Orban also used the attacks in Paris to justify erecting fences on Hungary’s Serbian and Croatian borders to stem the flow of people.
Recalling that Hungary has been criticized as inhumane for building them, Orban said: "But the question is: What is more humane? To close the borders to illegal border-crossers or to put the lives of innocent European citizens at risk?"
In Poland, the right-wing government of Prime Minister Beata Szydlo was sworn in after winning an election in which analysts think her Law and Justice Party gained support from its anti-migrant statements.
Giving a flavour of the new government, incoming Foreign Minister Witold Waszczykowski said on state television Sunday that migrants should be organized into an army and sent back to Syria to fight.
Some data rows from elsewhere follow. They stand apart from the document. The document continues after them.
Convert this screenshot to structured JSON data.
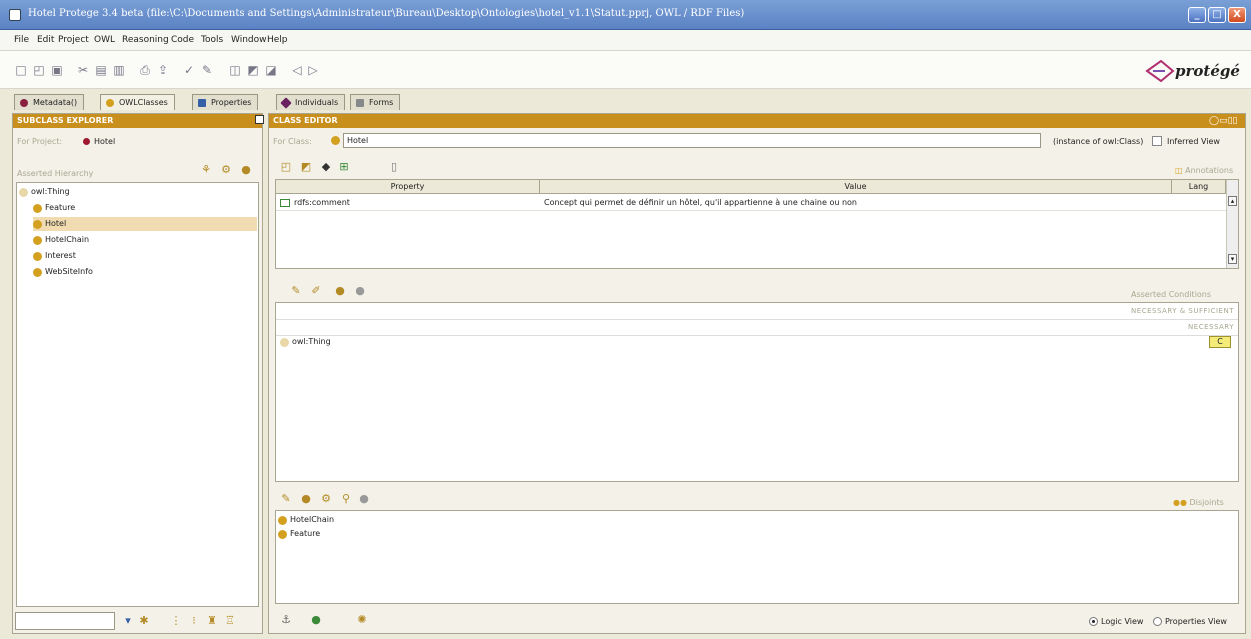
{
  "window": {
    "title": "Hotel Protege 3.4 beta   (file:\\C:\\Documents and Settings\\Administrateur\\Bureau\\Desktop\\Ontologies\\hotel_v1.1\\Statut.pprj, OWL / RDF Files)",
    "buttons": {
      "minimize": "_",
      "maximize": "□",
      "close": "X"
    }
  },
  "menu": [
    "File",
    "Edit",
    "Project",
    "OWL",
    "Reasoning",
    "Code",
    "Tools",
    "Window",
    "Help"
  ],
  "logo": {
    "text": "protégé"
  },
  "tabs": [
    {
      "label": "Metadata()",
      "color": "#8a2040"
    },
    {
      "label": "OWLClasses",
      "color": "#d4a020"
    },
    {
      "label": "Properties",
      "color": "#3560a8"
    },
    {
      "label": "Individuals",
      "color": "#6a2060"
    },
    {
      "label": "Forms",
      "color": "#888888"
    }
  ],
  "left": {
    "header": "SUBCLASS EXPLORER",
    "for_project_label": "For Project:",
    "project_name": "Hotel",
    "hierarchy_label": "Asserted Hierarchy",
    "tree": [
      {
        "label": "owl:Thing",
        "depth": 0
      },
      {
        "label": "Feature",
        "depth": 1
      },
      {
        "label": "Hotel",
        "depth": 1,
        "selected": true
      },
      {
        "label": "HotelChain",
        "depth": 1
      },
      {
        "label": "Interest",
        "depth": 1
      },
      {
        "label": "WebSiteInfo",
        "depth": 1
      }
    ]
  },
  "right": {
    "header": "CLASS EDITOR",
    "for_class_label": "For Class:",
    "class_name": "Hotel",
    "instance_of": "(instance of owl:Class)",
    "inferred_view": "Inferred View",
    "annotations_label": "Annotations",
    "annotation_columns": [
      "Property",
      "Value",
      "Lang"
    ],
    "annotation_rows": [
      {
        "property": "rdfs:comment",
        "value": "Concept qui permet de définir un hôtel, qu'il appartienne à une chaine ou non",
        "lang": ""
      }
    ],
    "asserted_conditions_label": "Asserted Conditions",
    "necessary_sufficient_label": "NECESSARY & SUFFICIENT",
    "necessary_label": "NECESSARY",
    "conditions": [
      "owl:Thing"
    ],
    "condition_badge": "C",
    "disjoints_label": "Disjoints",
    "disjoints": [
      "HotelChain",
      "Feature"
    ],
    "logic_view": "Logic View",
    "properties_view": "Properties View"
  }
}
"Can you imagine a situation in which we send our troops to fight for Syria, while hundreds of thousands of Syrians sip coffee on Unter den Linden [a boulevard in Berlin] or at the old town square and watch how we fight for their security?" Waszczykowski was quoted by AP.
No to quotas
The new Polish government suggested Warsaw will not take in refugees under the EU relocation plan that would redistribute 160,000 people across Europe from Greece and Italy.
Hungary, which originally would have been a beneficiary of the program, is also fighting the scheme, and parliament could vote an a motion to challenge the plan.
Orban said the relocation plan could lead to terrorism.
"In light of this terror attack, Brussels cannot challenge the right of member states to defend themselves," Orban said. "Mandatory resettlement quotas are dangerous because they would spread terrorism across Europe."
In Germany, thousands joined an anti-Islam, anti-immigrant Pegida movement's rally in Dresden. Although the numbers reached an estimated 9,000-12,000 marchers, the crowd was not as big as the gathering that followed the Charlie Hebdo attacks in Paris in January.
The demonstrators blamed the Paris attacks on what they see as Europe’s failed immigration policy.
That was echoed to some extent in a shocked France as well.
France’s Marine Le Pen, leader of the far-right Front National, called for an "immediate halt" to new arrivals.
Le Pen's party said that its "fears and warnings of the possible presence of jihadists among the migrants entering our country" had been borne out.